District Court Procedure:
Courts and Judicial Proceedings Article 10-104
provides in pertinent part as follows: 60 days
before trial
you must
serve
pursuant to MD Rule 1-321a
notice of
intent to offer medical records and billing
statements and provide a list to identify each
record
and the
actual
report/bill. Also you must then file with the
court a Notice of Service which list and
identifies each record. Upon completion of this
task it is no longer necessary for you to bring
in an expert to testify on causation or that the
medical cost were fair reasonable and necessary.
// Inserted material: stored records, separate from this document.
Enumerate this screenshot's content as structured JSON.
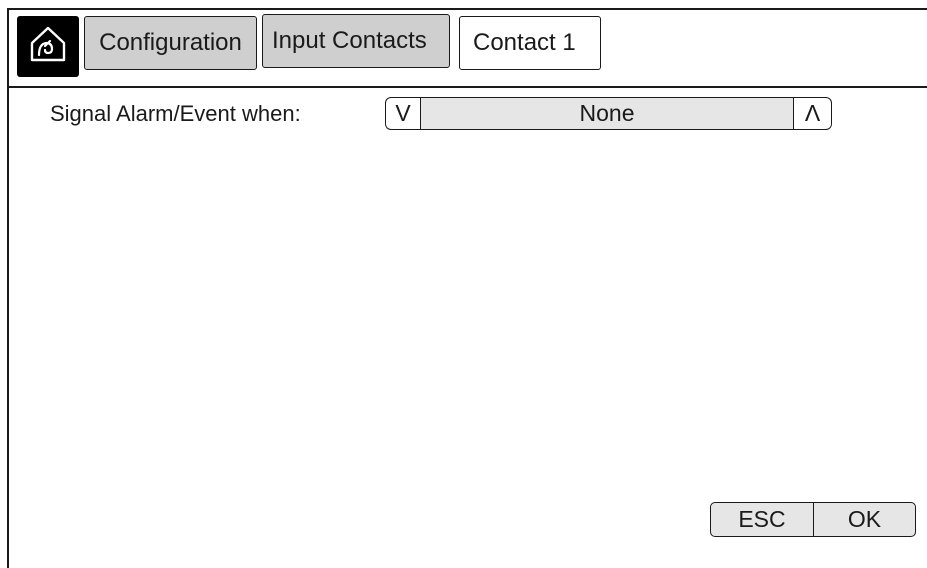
{
  "header": {
    "home_icon": "home-icon",
    "tabs": [
      {
        "label": "Configuration"
      },
      {
        "label": "Input Contacts"
      },
      {
        "label": "Contact 1"
      }
    ]
  },
  "main": {
    "signal_label": "Signal Alarm/Event when:",
    "selector": {
      "down_label": "V",
      "value": "None",
      "up_label": "Λ"
    }
  },
  "footer": {
    "esc_label": "ESC",
    "ok_label": "OK"
  },
  "colors": {
    "tab_inactive": "#cfcfcf",
    "tab_active": "#ffffff",
    "field_bg": "#e6e6e6",
    "home_bg": "#000000"
  }
}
Also, it is no longer necessary to subpoena
records custodians to court to have the records
entered into evidence as business records. it is
important to note that you can use this same
procedure in the event your case is moved to the
circuit court on the defendant's request for
jury trial. Provided you do not seek damages in
excess of the district court limit of
$25,000.00.
Circuit
Court Procedure: In the circuit court I use
each of the following methods:
1.
Stipulation by Letter. I simply forward a letter
to defendant's counsel enclosing the medical
records and bills and ask that they agree that
the records and bills are authentic and
admissible. the stipulation makes clear that the
defendant's counsel is not agreeing the injury
is casually connected or that the cost are fair,
reasonable, and necessary. Only that the records
are what they purport to be.
2. Request
for Admission of Fact: I do not generally find
that procedure functional. I mention it because
it is available. However, generally in my
experience defendant's counsel simply deny the
allegations. While I recognize a failure to deny
is an admission, I have not yet seen a situation
where defendant's counsel fell asleep at the
wheel and failed to deny. The rule has no teeth
as an unreasonable denial is not subject to
sanction. However you can try to recover cost
later.
3.
Stipulation by Pre-trial Statement. You will
eventually appear before the court for a
settlement conference. This is a good time to
get a stipulation to your documents. Defendant's
counsel are in my experience very professional
attorneys. They have no reason not to agree the
records are authentic. Additionally, they have
no interest in appearing unreasonable to the
court. You simply list your documents in the
pre-trial statement and request the court to
inquire if defendant's counsel has any objection
to the admissibility.
4. Expert
Testimony. When you review further into the web
sight you will find a section on expert
testimony. You can also use the expert as a way
to get your records into evidence. I will
mention the records will come into evidence
however using this method the records do not
come in as proof of injury, they come in only as
the basis for the expert's opinion. It is
necessary to have the expert testify that he
reviewed the records, he relied upon their
content in reaching his opinion and that it is
customary in his profession to rely upon such
information.
5. MD
Rules 5-803(6) and 5-902(11) . This is my
favorite means of having records entered into
evidence. It requires advanced planning as the
records properly must be support by the
affidavit of the records custodian. To proceed
in this manner order your records; secure the
custodian certificates; forward the medical
records and bills to defendant's counsel; and
file a notice of service to the court. As an
extra measure of safety I also include with
filing a list of the records by date and service
and cost incurred.
6.
Subpoena. Simply subpoena the records custodians
to appear in court with the records.
7.
Defendant's Counsel Records Deposition. Once
defendant's counsel issues the records
deposition I forward a letter requesting a copy
of the records produced. You can follow receipt
of the documents with the Request for Admission
of Fact, but again in practical terms simply a
call the defendant's counsel should be
sufficient to get a stipulation. Again in my
experience the defendant bar has always been
very professional in these situation.